Running against the odds

Last Updated 27 February, 2015

The marathon—26.2 miles of mental and physical endurance. It’s not for the average person, which is something Northwest Nazarene University alumnus and former track and field athlete Doug Money (’71) knows well, but then, Doug isn’t your average marathon runner.

Doug began running marathons at the age of 40 when he decided to run the San Francisco Marathon in a pair of cut-off Levi’s that irritatingly rubbed his thigh throughout the event. Considering his two state high school track titles and numerous college records and awards, his choice of uniform was a little odd. Nevertheless, a lesson was learned and a fire lit. Doug vowed, “I will never do this again in these shorts, and I will get in shape.”

True to his word, Doug began training immediately and ran the San Francisco Marathon three more times in as many years. Then in 2000, after an almost 20 year break, he ran the New York City Marathon at nearly 60 years of age. Since then he has also completed the California International Marathon two times, the Jedediah Smith 30-Mile Ultra and a number of shorter 10Ks.  
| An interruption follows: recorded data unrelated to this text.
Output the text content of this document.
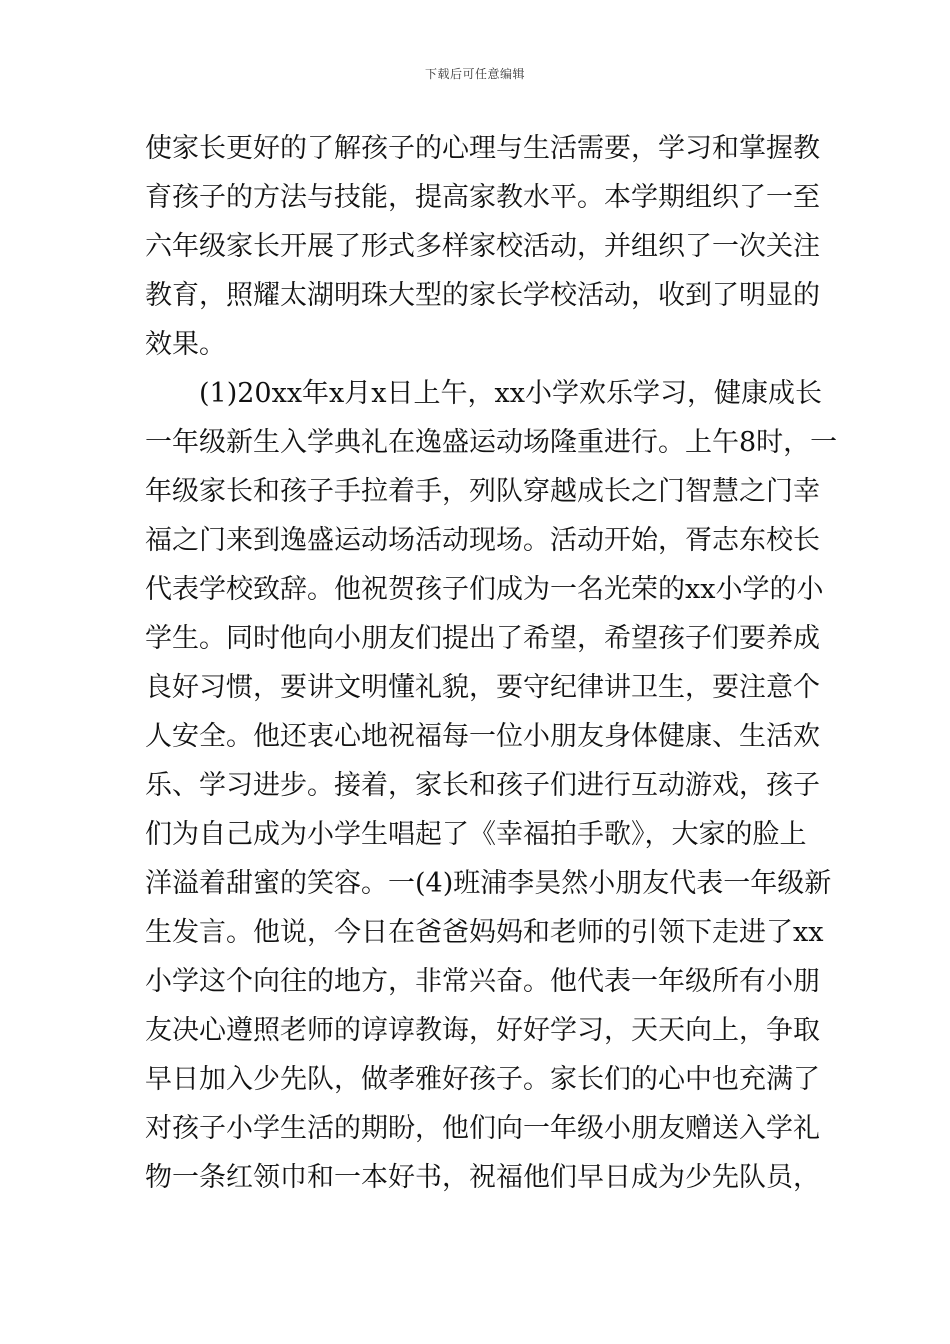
下载后可任意编辑
使家长更好的了解孩子的心理与生活需要，学习和掌握教
育孩子的方法与技能，提高家教水平。本学期组织了一至
六年级家长开展了形式多样家校活动，并组织了一次关注
教育，照耀太湖明珠大型的家长学校活动，收到了明显的
效果。
(1)20xx年x月x日上午，xx小学欢乐学习，健康成长
一年级新生入学典礼在逸盛运动场隆重进行。上午8时，一
年级家长和孩子手拉着手，列队穿越成长之门智慧之门幸
福之门来到逸盛运动场活动现场。活动开始，胥志东校长
代表学校致辞。他祝贺孩子们成为一名光荣的xx小学的小
学生。同时他向小朋友们提出了希望，希望孩子们要养成
良好习惯，要讲文明懂礼貌，要守纪律讲卫生，要注意个
人安全。他还衷心地祝福每一位小朋友身体健康、生活欢
乐、学习进步。接着，家长和孩子们进行互动游戏，孩子
们为自己成为小学生唱起了《幸福拍手歌》，大家的脸上
洋溢着甜蜜的笑容。一(4)班浦李昊然小朋友代表一年级新
生发言。他说，今日在爸爸妈妈和老师的引领下走进了xx
小学这个向往的地方，非常兴奋。他代表一年级所有小朋
友决心遵照老师的谆谆教诲，好好学习，天天向上，争取
早日加入少先队，做孝雅好孩子。家长们的心中也充满了
对孩子小学生活的期盼，他们向一年级小朋友赠送入学礼
物一条红领巾和一本好书，祝福他们早日成为少先队员，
While Doug’s running career is impressive, his response to what happened next is nothing short of inspirational.

While Doug’s running career is impressive, his response to what happened next is nothing short of inspirational.

In 2009 Doug noticed he was losing clarity in his vision. After excessive testing, doctors determined that blood flow to his optic nerve—the nerve responsible for transmitting visual information from the retina to the brain—was shutting down, a condition known as Anterior Ischemic Optic Neuropathy. 

Just one year after his vision started to fade, Doug was declared legally blind. “Of all the things that could happen to me as a runner, short of losing my legs, going blind was the worst I could imagine.”

Doug describes his visual experience like “wearing a mesh over your head. I can see, I just can’t see details.” If he stares at objects or faces long enough, his brain will begin to fill in the details, similar to a person reading a word with missing letters that the brain fills in so that the word is understood.

While Doug was learning to accept these life-altering circumstances, running was something constant that he never considered giving up. Since being declared legally blind, Doug has run the Los Angeles Marathon in 2012 and a local Super Bowl Sunday 10K in 2013 and 2014.

He runs and trains on a 4-mile route close to his home, traversing a combination of streets and pedestrian/bike paths. Doug says he runs with a cane and uses the contrasts in tonal value of the path and surrounding ground to navigate. While he has never had a collision with a person or animal, he claims a number of close calls with quiet road bikes, runners on the wrong side of the path, or the occasional squirrel that darts underneath his foot. 

During races he uses lines on the road for guidance and often asks other runners if he can follow them for a stretch. “More often than not, other runners will see my cane and pick me up along the way.”

His latest goal is to qualify for and run the Boston Marathon. Doug will be 72 at his earliest opportunity to run the qualifier.

“Most people are impressed that I’m running marathons blind, but it’s actually more impressive that I’m running marathons at the age of 71. Blindness doesn't affect my running, it affects my navigating.” 

At Doug’s age, a year makes a large difference physically, a fact he’s been well aware of in recent years as he feels the pronounced effects running has on his body and lives with increasingly longer recovery periods. He’s hopeful that one more year won’t put him out of reach of his dream of running the Boston.

Doug recently had the chance to reconnect with former teammates and friends that share his passion for running when he returned for the track and field reunion at NNU’s Homecoming & Family Weekend. The weekend was full of rich fellowship memories shared and even a 5K to support student scholarships. 

For Doug, the impact went beyond the ordinary: “Blind people tend to be pushed to the side a lot, but this reunion has been a chance for me to just be me, to just be one of the track guys.”